Question 1192227
Here's how to solve this problem:

**i. Packets less than 2 kilograms (2000 grams):**

1. **Calculate the z-score:**
   z = (x - μ) / σ
   z = (2000 - 2025) / 15
   z = -1.67

2. **Find the probability:**
   Using a z-table or calculator, the probability of a z-score less than -1.67 is approximately 0.0475.

3. **Percentage:**
   0.0475 * 100% = 4.75%

**ii. Packets more than 2030 grams:**

1. **Calculate the z-score:**
   z = (2030 - 2025) / 15
   z = 0.33

2. **Find the probability:**
   The probability of a z-score greater than 0.33 is 1 - P(z < 0.33).  Using a z-table, P(z < 0.33) is approximately 0.6293. So, the probability of a z-score greater than 0.33 is 1 - 0.6293 = 0.3707.

3. **Percentage:**
   0.3707 * 100% = 37.07%

**iii. Adjusting the mean for 10% underweight:**

1. **Find the z-score for the 10th percentile:**
   Using a z-table or calculator, the z-score corresponding to 10% (0.10) is approximately -1.28.

2. **Use the z-score formula to find the new mean (μ_new):**
   x = μ_new + zσ
   2000 = μ_new + (-1.28)(15)
   2000 = μ_new - 19.2
   μ_new = 2000 + 19.2
   μ_new = 2019.2 grams

**iv. Adjusting the standard deviation for 10% less than 1995 grams:**

1. **Find the z-score for the 10th percentile:**
   As before, the z-score for 10% is approximately -1.28.

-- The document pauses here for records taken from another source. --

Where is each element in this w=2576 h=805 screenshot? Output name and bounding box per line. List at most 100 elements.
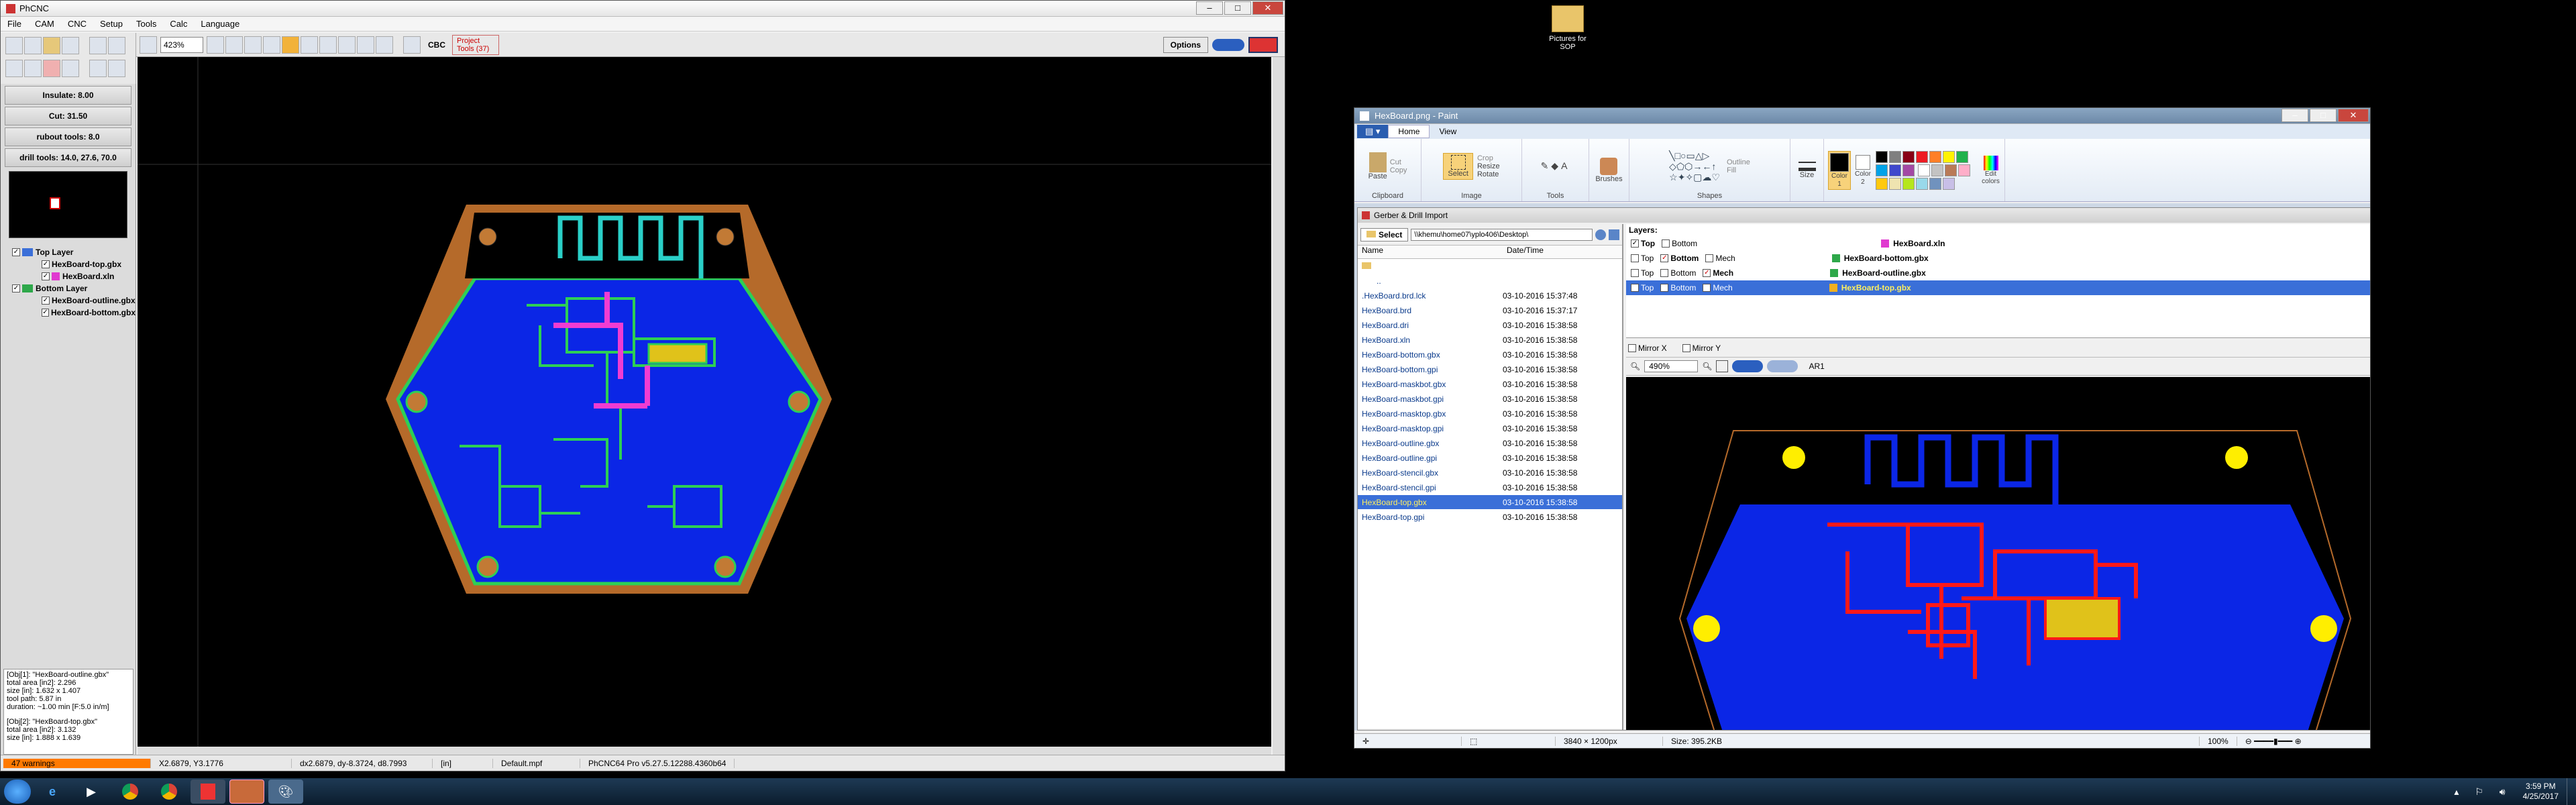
desktop-folder[interactable]: Pictures for SOP <box>1542 3 1594 60</box>
measure-icon[interactable] <box>263 36 280 54</box>
color-swatch[interactable] <box>1888 150 1901 163</box>
paint-taskbar-icon[interactable]: 🎨︎ <box>268 780 303 804</box>
file-row[interactable]: .HexBoard.brd.lck 03-10-2016 15:37:48 <box>1358 288 1622 303</box>
tab-view[interactable]: View <box>1430 125 1466 138</box>
paste-icon[interactable] <box>108 60 125 77</box>
file-row[interactable]: .. <box>1358 274 1622 288</box>
minimize-button[interactable]: – <box>1196 1 1223 15</box>
tree-bottom-layer[interactable]: ✓ Bottom Layer <box>10 282 136 294</box>
fill-button[interactable]: Fill <box>1727 166 1750 174</box>
file-row[interactable]: HexBoard-bottom.gpi 03-10-2016 15:38:58 <box>1358 362 1622 377</box>
file-row[interactable]: HexBoard.brd 03-10-2016 15:37:17 <box>1358 303 1622 318</box>
color-swatch[interactable] <box>1902 164 1915 176</box>
tab-home[interactable]: Home <box>1388 125 1430 138</box>
size-group[interactable]: Size <box>1790 139 1824 201</box>
brushes-group[interactable]: Brushes <box>1589 139 1629 201</box>
canvas-vscroll[interactable] <box>1273 57 1285 755</box>
rotate-button[interactable]: Rotate <box>1477 170 1500 178</box>
minimize-button[interactable]: – <box>2282 109 2308 122</box>
start-button[interactable] <box>4 780 31 804</box>
tray-icons[interactable]: ▴ ⚐ 🔊︎ <box>2454 786 2512 798</box>
clock-date[interactable]: 4/25/2017 <box>2523 792 2559 802</box>
color-swatch[interactable] <box>1888 164 1901 176</box>
paint-titlebar[interactable]: HexBoard.png - Paint – □ ✕ <box>1354 108 2370 124</box>
file-row[interactable]: HexBoard.xln 03-10-2016 15:38:58 <box>1358 333 1622 347</box>
node-icon[interactable] <box>338 36 356 54</box>
zoom-in-icon[interactable]: 🔍︎ <box>1702 362 1712 371</box>
grid-icon[interactable] <box>225 36 243 54</box>
copy-button[interactable]: Copy <box>1390 166 1407 174</box>
file-row[interactable]: HexBoard.dri 03-10-2016 15:38:58 <box>1358 318 1622 333</box>
phcnc-taskbar-icon[interactable] <box>229 780 264 804</box>
cbc-label[interactable]: CBC <box>428 40 445 50</box>
file-row[interactable]: HexBoard-top.gpi 03-10-2016 15:38:58 <box>1358 510 1622 525</box>
menu-language[interactable]: Language <box>194 19 246 29</box>
mirror-x-checkbox[interactable] <box>1628 344 1636 352</box>
path-icon[interactable] <box>376 36 393 54</box>
probe-icon[interactable] <box>89 37 107 54</box>
export-icon[interactable] <box>62 60 79 77</box>
ie-icon[interactable]: e <box>35 780 70 804</box>
layer-row[interactable]: ✓ Top Bottom HexBoard.xln <box>1626 236 2370 251</box>
col-name-header[interactable]: Name <box>1358 246 1503 258</box>
zoom-select[interactable]: 490% <box>1644 360 1699 372</box>
maximize-button[interactable]: □ <box>1224 1 1251 15</box>
ratio-label[interactable]: AR1 <box>1809 362 1824 371</box>
top-view-toggle[interactable] <box>1767 360 1799 372</box>
insulate-tool[interactable]: Insulate: 8.00 <box>5 86 131 105</box>
color-swatch[interactable] <box>1888 177 1901 190</box>
pcb-canvas[interactable] <box>138 57 1271 755</box>
view-icon[interactable] <box>244 36 262 54</box>
settings-icon[interactable] <box>108 37 125 54</box>
file-row[interactable]: HexBoard-stencil.gbx 03-10-2016 15:38:58 <box>1358 466 1622 480</box>
refresh-icon[interactable] <box>1595 229 1606 240</box>
color1-button[interactable]: Color 1 <box>1828 150 1851 190</box>
path-input[interactable]: \\khemu\home07\yplo406\Desktop\ <box>1411 228 1593 241</box>
tree-file[interactable]: ✓ HexBoard-outline.gbx <box>10 294 136 307</box>
resize-button[interactable]: Resize <box>1477 162 1500 170</box>
color-swatch[interactable] <box>1942 150 1955 163</box>
select-area-icon[interactable] <box>301 36 318 54</box>
machine-icon[interactable] <box>403 36 421 54</box>
media-icon[interactable]: ▶ <box>74 780 109 804</box>
align-icon[interactable] <box>319 36 337 54</box>
mill-icon[interactable] <box>43 37 60 54</box>
file-row[interactable] <box>1358 259 1622 274</box>
color-swatch[interactable] <box>1902 177 1915 190</box>
select-folder-button[interactable]: Select <box>1360 227 1409 241</box>
layer-row-selected[interactable]: ✓ Top Bottom Mech HexBoard-top.gbx <box>1626 280 2370 295</box>
zoom-slider[interactable]: ⊖ ━━━━▮━━━ ⊕ <box>2237 737 2331 746</box>
color-swatch[interactable] <box>1902 150 1915 163</box>
maximize-button[interactable]: □ <box>2310 109 2337 122</box>
color-swatch[interactable] <box>1929 177 1941 190</box>
tree-file[interactable]: ✓ HexBoard-bottom.gbx <box>10 307 136 319</box>
rubout-tool[interactable]: rubout tools: 8.0 <box>5 127 131 146</box>
tree-top-layer[interactable]: ✓ Top Layer <box>10 246 136 258</box>
cut-tool[interactable]: Cut: 31.50 <box>5 107 131 125</box>
cut-button[interactable]: Cut <box>1390 158 1407 166</box>
chrome-icon[interactable] <box>113 780 148 804</box>
clock-time[interactable]: 3:59 PM <box>2523 782 2559 792</box>
gerber-preview[interactable] <box>1626 377 2370 730</box>
toggle-icon[interactable] <box>1212 38 1244 51</box>
color2-button[interactable]: Color 2 <box>1855 154 1871 186</box>
copy-icon[interactable] <box>89 60 107 77</box>
cut-icon[interactable] <box>24 60 42 77</box>
edit-colors-button[interactable]: Edit colors <box>1981 155 2000 185</box>
tree-file[interactable]: ✓ HexBoard-top.gbx <box>10 258 136 270</box>
menu-calc[interactable]: Calc <box>163 19 194 29</box>
layer-icon[interactable] <box>62 37 79 54</box>
layer-row[interactable]: Top Bottom ✓ Mech HexBoard-outline.gbx <box>1626 266 2370 280</box>
canvas-hscroll[interactable] <box>138 747 1271 755</box>
zoom-select[interactable]: 423% <box>160 36 203 53</box>
file-menu-button[interactable]: ▤ ▾ <box>1357 125 1389 138</box>
color-swatch[interactable] <box>1915 177 1928 190</box>
close-button[interactable]: ✕ <box>2338 109 2369 122</box>
file-row[interactable]: HexBoard-bottom.gbx 03-10-2016 15:38:58 <box>1358 347 1622 362</box>
zoom-out-icon[interactable]: 🔍︎ <box>1630 362 1640 371</box>
file-row[interactable]: HexBoard-outline.gbx 03-10-2016 15:38:58 <box>1358 436 1622 451</box>
pcb-view[interactable] <box>138 57 1271 755</box>
menu-setup[interactable]: Setup <box>93 19 129 29</box>
close-button[interactable]: ✕ <box>1252 1 1283 15</box>
select-button[interactable]: Select <box>1443 152 1473 180</box>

2. **Use the z-score formula to find the new standard deviation (σ_new):**
   x = μ + zσ_new
   1995 = 2025 + (-1.28)σ_new
   -30 = -1.28σ_new
   σ_new = 30 / 1.28
   σ_new ≈ 23.44 grams

**Summary of Answers:**

* i. Approximately 4.75% of packets are less than 2 kg.
* ii. Approximately 37.07% of packets are more than 2030 grams.
* iii. The manufacturer should adjust the mean to approximately 2019.2 grams.
* iv. The manufacturer should adjust the standard deviation to approximately 23.44 grams.